Senator Dan Sullivan on Fish Internationally and Fish in Schools

Senator Dan Sullivan speaks at ComFish 2016.
Senator Dan Sullivan speaks at ComFish 2016.

Kayla Desroches/KMXT

This year, ComFish had a notable number of political speakers, including Lieutenant Governor Byron Mallott and Senators Lisa Murkowski and Dan Sullivan. On Friday, directly after Mallot spoke about Alaska’s fiscal crisis, Sullivan stepped up in front of the audience and gave an overview of some of the legislation he’s most recently worked on.

He began by referring back to commitments he made while in Kodiak during his election campaign, and one of those was to get onto the commerce committee, which he said has an important role in regard to fisheries and coastal communities. But he said all the other senators wanted to be on it too, because the commerce committee encompasses aviation, roads, and anything related to economy.

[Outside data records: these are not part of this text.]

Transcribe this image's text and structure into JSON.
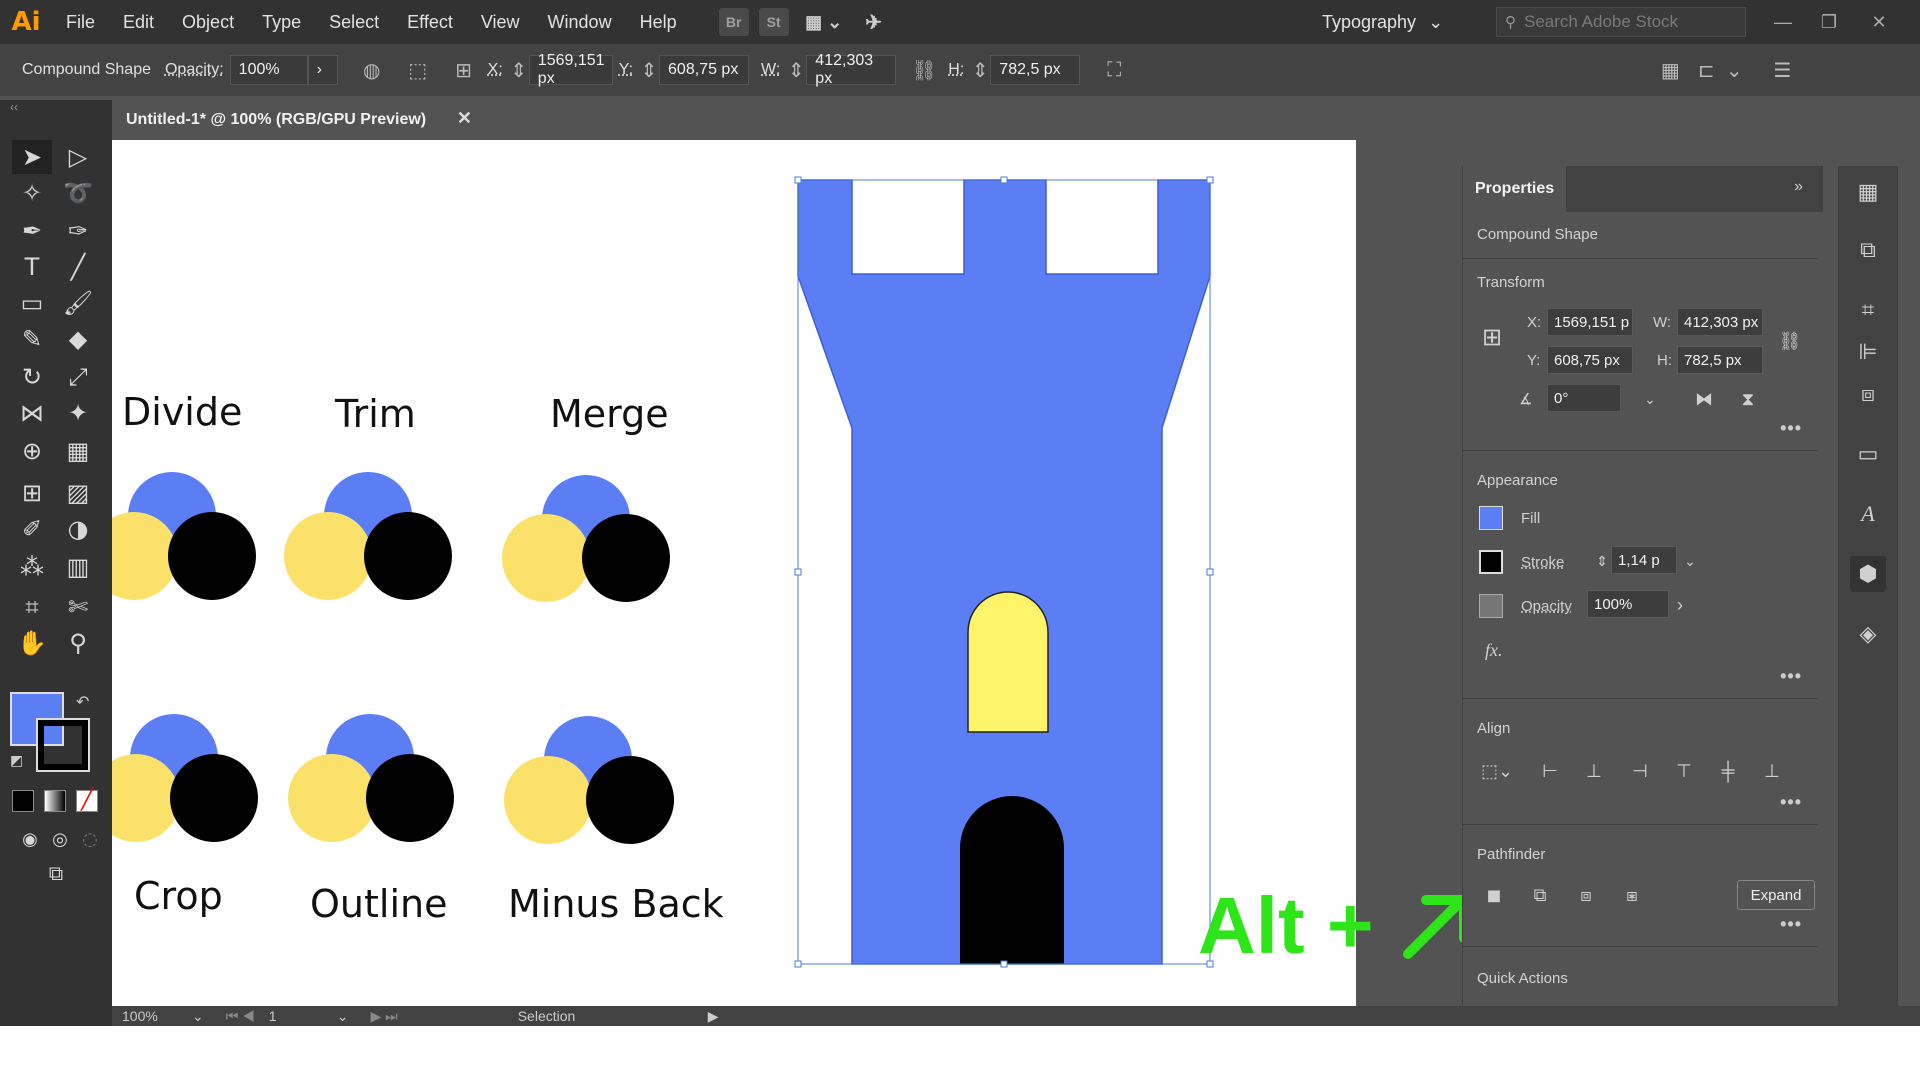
{
  "app": {
    "logo": "Ai"
  },
  "menu": [
    "File",
    "Edit",
    "Object",
    "Type",
    "Select",
    "Effect",
    "View",
    "Window",
    "Help"
  ],
  "appbar": {
    "bridge": "Br",
    "stock": "St"
  },
  "workspace": {
    "label": "Typography"
  },
  "search": {
    "placeholder": "Search Adobe Stock"
  },
  "control": {
    "object_type": "Compound Shape",
    "opacity_label": "Opacity:",
    "opacity_value": "100%",
    "x_label": "X:",
    "x_value": "1569,151 px",
    "y_label": "Y:",
    "y_value": "608,75 px",
    "w_label": "W:",
    "w_value": "412,303 px",
    "h_label": "H:",
    "h_value": "782,5 px"
  },
  "document": {
    "tab_title": "Untitled-1* @ 100% (RGB/GPU Preview)"
  },
  "canvas": {
    "labels": {
      "divide": "Divide",
      "trim": "Trim",
      "merge": "Merge",
      "crop": "Crop",
      "outline": "Outline",
      "minus_back": "Minus Back"
    },
    "hint": "Alt +",
    "colors": {
      "blue": "#5b7ef5",
      "yellow": "#fbe06a",
      "arch_yellow": "#fdf46a",
      "black": "#000000",
      "hint_green": "#2ee51a"
    }
  },
  "status": {
    "zoom": "100%",
    "artboard": "1",
    "tool": "Selection"
  },
  "properties": {
    "tab": "Properties",
    "object_type": "Compound Shape",
    "transform": {
      "title": "Transform",
      "x_label": "X:",
      "x_value": "1569,151 p",
      "y_label": "Y:",
      "y_value": "608,75 px",
      "w_label": "W:",
      "w_value": "412,303 px",
      "h_label": "H:",
      "h_value": "782,5 px",
      "angle_value": "0°"
    },
    "appearance": {
      "title": "Appearance",
      "fill_label": "Fill",
      "stroke_label": "Stroke",
      "stroke_value": "1,14 p",
      "opacity_label": "Opacity",
      "opacity_value": "100%",
      "fx": "fx."
    },
    "align": {
      "title": "Align"
    },
    "pathfinder": {
      "title": "Pathfinder",
      "expand_label": "Expand"
    },
    "quick_actions": {
      "title": "Quick Actions"
    }
  }
}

“I had no idea how to get on the commerce committee. As a matter of fact, I don’t brag about this, but in the weird ranking system of seniority in the U.S. Senate, you’re looking at number 100 out of 100, so I was a little bit worried about my commitment to you guys about being on the commerce committee when committee assignments relate to seniority.”

He said he went to the leader of the senate and explained that commitment. And not only did he get a spot on the commerce committee, he got all his top four committee choices.

“And they fit really nicely with Senator Murkwoski’s committees, where we kind of divide and conquer. As a matter of fact, when I got my committee assignments, she mentioned that a couple of her colleagues came up to her after, saying ‘How do you Alaskans pull this off every time?’ because these are really good committees for our state that I’m on and that she’s on.”

Sullivan said they’ve been looking at structural ways to create more demand for fish and fish products and spoke about last year’s trade promotion authority legislation, which President Obama wanted in order to secure authority from congress to negotiate trade deals. Sullivan said he looked at the bill, which is designed to open markets for different industry groups in America, and said the legislation left fisheries out.

“So, my team and I draft up several paragraphs of language that says, for any future trade agreement, the trade negotiator for the United States has to get access for our fisheries and our fish products for foreign markets and go after the subsidies of foreign fleets that unfairly compete against our fleets.”

He said that legislation passed with his added language.

In the domestic sphere, Sullivan said he and Senator Murkwoski introduced a bill which would require school lunch programs in the United States to only use fish caught in American waters.

“That’s huge to me, and believe it or not there’s loopholes in that program right now that don’t require that and it’s my view that, if we’re gonna be feeding our kids fish, it should be good fish.”

That bill is before the Senate Committee on Agriculture, Nutrition, and Forestry.